How True Engineering Manage Alerts in Product Monitoring
We keep explaining how True Engineering builds its support processes. In this paper, we’ll go over the main tools that provide our teams with monitoring and alerting functions.
For us, that is a key task when creating IT products since effective support brings a clear commercial benefit to the client. In previous articles, we’ve already shared our thoughts on what a competent and effective tech support should be:
- How to establish business monitoring of the product
- How to automate request support
- How analytics work based on OLAP-cube
- How we isolated common logging functions in libraries
The overall point of all these projects and activities is to automate processes so that support engineers are doing intelligent work rather than dealing with logs. In this task, automatic alerts and metrics by which monitoring systems control the state of the product play an important role. Further on, how we process these metrics and what tools we work with.
How metrics work
We use the Prometheus tool to collect technical and business metrics for services. The indicators are visualized in Grafana, where dashboards with key metrics are set up. These dashboards are deployed for all environments at once, including customer projects.
There are many business metrics for each product. They are our tool for instant investigation, because they are the ones that allow us to react to failures, look at the history, analyze the causes and fix bugs if possible.
For example, in one of our solutions we track the number of uploads to integrated systems - the Bitrix data warehouse and the Opus product catalog management system. These uploads are divided into file types and each of them is indicated by a different color. Every five minutes, the metric is updated. Another metric is the duration of downloads by stage. The progress bar shows in seconds how long each stage of the upload takes.
The same metrics are also used to set up alerts. They come into Slack and allow teams to react quickly to breakdowns, without wasting time looking at graphs.
Another option is to set up the reception of alerts in Jira, where they will automatically generate tickets.

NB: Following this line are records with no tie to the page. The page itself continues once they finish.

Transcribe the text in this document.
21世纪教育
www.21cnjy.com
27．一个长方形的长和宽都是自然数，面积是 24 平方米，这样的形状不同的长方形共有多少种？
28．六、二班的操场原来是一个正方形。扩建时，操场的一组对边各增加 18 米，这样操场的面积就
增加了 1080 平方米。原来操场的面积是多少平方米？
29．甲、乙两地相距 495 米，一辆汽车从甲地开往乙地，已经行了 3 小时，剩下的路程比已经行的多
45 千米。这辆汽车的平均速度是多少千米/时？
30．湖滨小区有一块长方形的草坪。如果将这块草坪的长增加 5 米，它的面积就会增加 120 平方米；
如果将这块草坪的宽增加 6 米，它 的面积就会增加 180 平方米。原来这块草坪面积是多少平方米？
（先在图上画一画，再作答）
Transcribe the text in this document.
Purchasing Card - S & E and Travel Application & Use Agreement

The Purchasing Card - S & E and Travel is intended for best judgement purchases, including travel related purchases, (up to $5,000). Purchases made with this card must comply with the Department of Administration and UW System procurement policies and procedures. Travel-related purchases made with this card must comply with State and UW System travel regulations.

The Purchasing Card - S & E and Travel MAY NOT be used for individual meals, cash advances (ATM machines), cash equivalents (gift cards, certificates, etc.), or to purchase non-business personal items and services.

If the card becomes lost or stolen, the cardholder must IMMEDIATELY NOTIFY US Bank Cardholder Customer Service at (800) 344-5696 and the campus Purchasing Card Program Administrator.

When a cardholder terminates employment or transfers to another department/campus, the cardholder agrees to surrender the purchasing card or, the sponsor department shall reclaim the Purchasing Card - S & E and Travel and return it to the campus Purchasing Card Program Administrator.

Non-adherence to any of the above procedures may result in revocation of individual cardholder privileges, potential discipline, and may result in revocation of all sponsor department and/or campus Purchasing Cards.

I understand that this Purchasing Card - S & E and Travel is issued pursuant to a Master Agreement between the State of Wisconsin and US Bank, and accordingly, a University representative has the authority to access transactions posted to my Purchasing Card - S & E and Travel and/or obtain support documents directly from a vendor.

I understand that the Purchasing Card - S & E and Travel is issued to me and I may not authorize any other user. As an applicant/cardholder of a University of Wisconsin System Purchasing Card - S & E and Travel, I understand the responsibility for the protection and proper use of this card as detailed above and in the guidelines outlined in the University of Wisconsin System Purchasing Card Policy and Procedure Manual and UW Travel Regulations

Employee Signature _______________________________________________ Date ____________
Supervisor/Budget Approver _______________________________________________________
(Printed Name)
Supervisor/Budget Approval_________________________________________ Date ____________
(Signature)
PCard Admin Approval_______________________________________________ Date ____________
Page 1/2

The main thing here is to set up the conditions correctly for each notification so that the team is not alarmed by false positives. Otherwise, at least one Error message is a reason to deal with it. And when queuing in RabbitMQ, exceeding the conventional 50-message figure is a reason to pay attention.
To avoid mixing bugs, teams have separate channels for products. Those team members who are involved in the development of a particular product, and of course the support department, have access to the notifications.
Customers also have access to Slack channels. This way they, too, can monitor the status of alerts and respond to them if necessary.
How we work out the alerts
All notifications are first taken care of by the support engineers. Some of the alerts are closed by them, when they manage to figure out what is causing the error and fix it. And then several types of tasks for development teams are born.
- Urgent tasks. It requires an immediate response.
- New bugs. These cases have not yet been addressed by any of the users. When alert, based on the metric, shows a bug, the team starts investigating it, fixes it, and the user doesn’t even know that such a bug existed.
- Adjusting metrics and conditions for alerts. Teams are engaged in a process of continuous improvement and searching for balance so that, on the one hand, to catch all the critical bugs and, on the other hand, not to drown in endless notifications.
The alert system must live and grow
In conclusion, let’s say a few words on creating and maintaining a metrics system. The first thing to do is to immerse support engineers in the operation of the product, so they know well how it is structured and how business processes are realized technically. Together with developers and PMs, they should break down all the major scenarios and define the metrics that will speak to the performance of the product as a whole and its individual components individually.
In our practice, in the first 2-3 weeks upon the product launch, tech support engineers meet with the team every morning for debriefing taking control over how the system worked, how the alerts came, whether there were any false positives or missed important events.
Based on the observations of the product use, decisions are made to fine-tune the monitoring: for example, to change the measurement period, abandon certain metrics in favor of others, etc.
For example, among our products there is a sales accounting system, where it is very important to track the arrival of certain data from external sources. Some of this data is downloaded automatically, and some manually. The documents that came in the second way were uploaded later, which caused the support to trigger an alert. We decided to create a new feature in the monitoring system to distinguish between automatic and manual uploads and since then, there is no more false positives.
After three weeks, the base of all possible situations that occur within the standard business flow is built up, and the regularity of meetings can be reduced. However, support should still be in touch with developers, so that even before the release, support engineers understand what features will appear and how they will work.
Of course, the parsing of the alerting should be done after each failure to understand why the team did not see early signs of problems. But it is equally important to do the same work after the release of new features. The launch of a new service or service means new data flows, new integration links, etc. It will be difficult for the team to predict how they will affect monitoring metrics, so you need to reserve support resources for such monitoring.